On 01/07/2016 03:03 PM, Aymeric Augustin wrote:
> As far as I understand, the CPU cost comes from generating a full set of
> model classes for each step of the migration history. That’s consistent
> with the profile sent by Florian.
> 
> I usually end up throwing away the migration history and regenerating a
> new set of migrations when I get to that point. This requires truncating
> the django_migrations table manually and faking the new set of migrations.
> 
> If the project doesn’t use data migrations, squashmigrations may achieve
> the same effect. Sadly real-life projects tend to have data migrations
> whose only purpose is to run once in production. They prevent full
> squashing.

FWIW, I've also done a hybrid of these two options, where I generate
fresh initial migrations rather than actually using squashmigrations
(for the same reason, to avoid problems with data migrations), but then
I still keep the old migrations around for a transition period and use
the `replaces` attribute (the same one added automatically by
`squashmigrations`) on the new initial migrations.
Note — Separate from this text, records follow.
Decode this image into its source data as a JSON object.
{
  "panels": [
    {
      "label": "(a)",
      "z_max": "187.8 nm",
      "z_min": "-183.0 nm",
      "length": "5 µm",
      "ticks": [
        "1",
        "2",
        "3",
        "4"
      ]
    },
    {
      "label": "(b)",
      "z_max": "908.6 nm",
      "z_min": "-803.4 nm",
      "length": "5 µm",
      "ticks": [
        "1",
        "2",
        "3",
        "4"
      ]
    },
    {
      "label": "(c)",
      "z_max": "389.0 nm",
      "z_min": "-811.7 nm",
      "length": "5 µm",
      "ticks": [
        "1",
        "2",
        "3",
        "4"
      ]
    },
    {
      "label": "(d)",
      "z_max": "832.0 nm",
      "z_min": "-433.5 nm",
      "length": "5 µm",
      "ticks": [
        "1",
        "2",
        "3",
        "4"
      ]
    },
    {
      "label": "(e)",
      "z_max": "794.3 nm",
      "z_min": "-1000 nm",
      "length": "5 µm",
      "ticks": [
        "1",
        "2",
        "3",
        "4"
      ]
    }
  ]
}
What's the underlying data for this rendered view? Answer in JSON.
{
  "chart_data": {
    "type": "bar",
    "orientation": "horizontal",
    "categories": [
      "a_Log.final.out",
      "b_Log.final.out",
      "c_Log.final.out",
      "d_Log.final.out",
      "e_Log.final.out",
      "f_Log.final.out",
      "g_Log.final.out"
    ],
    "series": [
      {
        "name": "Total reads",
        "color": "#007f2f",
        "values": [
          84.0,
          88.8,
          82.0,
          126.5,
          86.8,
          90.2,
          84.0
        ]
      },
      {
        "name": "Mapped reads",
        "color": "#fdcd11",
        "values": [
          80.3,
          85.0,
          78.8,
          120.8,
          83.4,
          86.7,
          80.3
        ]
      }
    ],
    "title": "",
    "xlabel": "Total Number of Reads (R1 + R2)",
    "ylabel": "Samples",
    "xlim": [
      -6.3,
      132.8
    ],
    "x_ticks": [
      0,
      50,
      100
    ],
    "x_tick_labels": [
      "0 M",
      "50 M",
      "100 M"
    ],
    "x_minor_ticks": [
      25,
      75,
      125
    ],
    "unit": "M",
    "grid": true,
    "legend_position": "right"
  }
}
Then later (once the
new migrations are deployed everywhere) delete the old migrations and
the `replaces` attr.

Effectively this is similar to what you're doing, it just takes
advantage of the `replaces` feature to avoid manually fiddling with the
migrations table on each deployment.

If I (or anyone else) ever gets around to it, I think
https://code.djangoproject.com/ticket/24109 could make the actual
squashmigrations command usable for real projects, by letting you just
mark certain migrations as "please ignore when squashing".